NEO-IMPRESSIONISM
The Neo-Impressionists debuted as an entity in a gallery of the Eighth (and last) Impressionist Exhibition in Paris in 1886, led by Georges Seurat. That same year, Félix Fénéon, an art critic and champion of these artists, coined the term “Neo-Impresionism” in a review. When Seurat died at an early age, Paul Signac took his place as the leader and theorist of the movement. The principal Neo-Impressionists—Henri-Edmond Cross, Maximilien Luce, Seurat, and Signac—were joined for a number of years by the former Impressionist Camille Pissarro as well as other like-minded artists, such as Belgian painter Théo van Rysselberghe, from nearby countries.
These vanguard painters looked to theories of color and perception to create visual effects in Pointillist canvases, among these the optical and chromatic methods developed by scientists— particularly in publications by French chemist Michel-Eugène Chevreul and by American physicist Ogden Rood. This modern, revolutionary painting technique was characterized by the juxtaposition of individual strokes of pigment to evince the appearance of an intense single hue. By thus orchestrating complementary colors and employing mellifluous forms, the Neo-Impressionists rendered formally unified compositions. The representation of light as it impacted color when refracted across water, or filtered through atmospheric conditions, or rippled across a field, was a dominant concern in their works.

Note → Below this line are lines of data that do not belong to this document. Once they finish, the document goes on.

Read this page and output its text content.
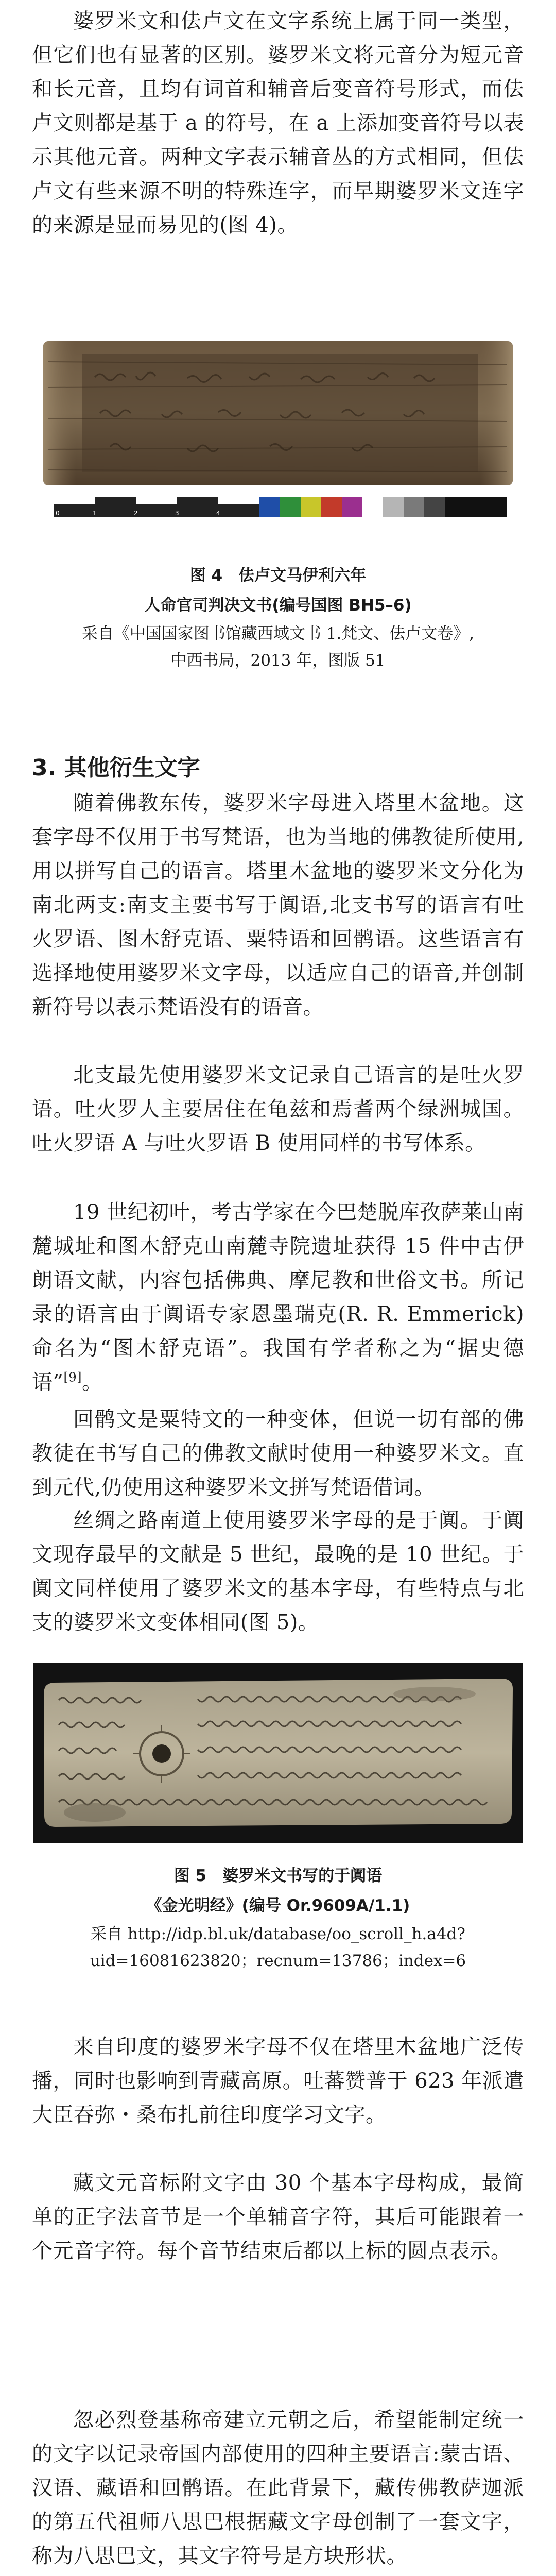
婆罗米文和佉卢文在文字系统上属于同一类型，但它们也有显著的区别。婆罗米文将元音分为短元音和长元音，且均有词首和辅音后变音符号形式，而佉卢文则都是基于 a 的符号，在 a 上添加变音符号以表示其他元音。两种文字表示辅音丛的方式相同，但佉卢文有些来源不明的特殊连字，而早期婆罗米文连字的来源是显而易见的(图 4)。

0	1	2	3	4

图 4　佉卢文马伊利六年

人命官司判决文书(编号国图 BH5–6)

采自《中国国家图书馆藏西域文书 1.梵文、佉卢文卷》,

中西书局，2013 年，图版 51

3. 其他衍生文字

随着佛教东传，婆罗米字母进入塔里木盆地。这套字母不仅用于书写梵语，也为当地的佛教徒所使用,用以拼写自己的语言。塔里木盆地的婆罗米文分化为南北两支:南支主要书写于阗语,北支书写的语言有吐火罗语、图木舒克语、粟特语和回鹘语。这些语言有选择地使用婆罗米文字母，以适应自己的语音,并创制新符号以表示梵语没有的语音。

北支最先使用婆罗米文记录自己语言的是吐火罗语。吐火罗人主要居住在龟兹和焉耆两个绿洲城国。吐火罗语 A 与吐火罗语 B 使用同样的书写体系。

19 世纪初叶，考古学家在今巴楚脱库孜萨莱山南麓城址和图木舒克山南麓寺院遗址获得 15 件中古伊朗语文献，内容包括佛典、摩尼教和世俗文书。所记录的语言由于阗语专家恩墨瑞克(R. R. Emmerick)命名为“图木舒克语”。我国有学者称之为“据史德语”[9]。

回鹘文是粟特文的一种变体，但说一切有部的佛教徒在书写自己的佛教文献时使用一种婆罗米文。直到元代,仍使用这种婆罗米文拼写梵语借词。

丝绸之路南道上使用婆罗米字母的是于阗。于阗文现存最早的文献是 5 世纪，最晚的是 10 世纪。于阗文同样使用了婆罗米文的基本字母，有些特点与北支的婆罗米文变体相同(图 5)。

图 5　婆罗米文书写的于阗语

《金光明经》(编号 Or.9609A/1.1)

采自 http://idp.bl.uk/database/oo_scroll_h.a4d?

uid=16081623820；recnum=13786；index=6

来自印度的婆罗米字母不仅在塔里木盆地广泛传播，同时也影响到青藏高原。吐蕃赞普于 623 年派遣大臣吞弥・桑布扎前往印度学习文字。

藏文元音标附文字由 30 个基本字母构成，最简单的正字法音节是一个单辅音字符，其后可能跟着一个元音字符。每个音节结束后都以上标的圆点表示。

忽必烈登基称帝建立元朝之后，希望能制定统一的文字以记录帝国内部使用的四种主要语言:蒙古语、汉语、藏语和回鹘语。在此背景下，藏传佛教萨迦派的第五代祖师八思巴根据藏文字母创制了一套文字，称为八思巴文，其文字符号是方块形状。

Most of the Neo-Impressionists shared left-wing politics, evident, for example, in Pissarro’s and Luce’s depictions of the working classes. The idealized visions of anarcho-socialism or anarcho-communism were also manifest in the utopian scenes that the Neo-Impressionists frequently represented in their works, which often married ideological content and technical theory. But even when not guided by political objectives, the Neo-Impressionists’ shimmering interpretations of city, suburb, seaside, or countryside reflected places of harmony.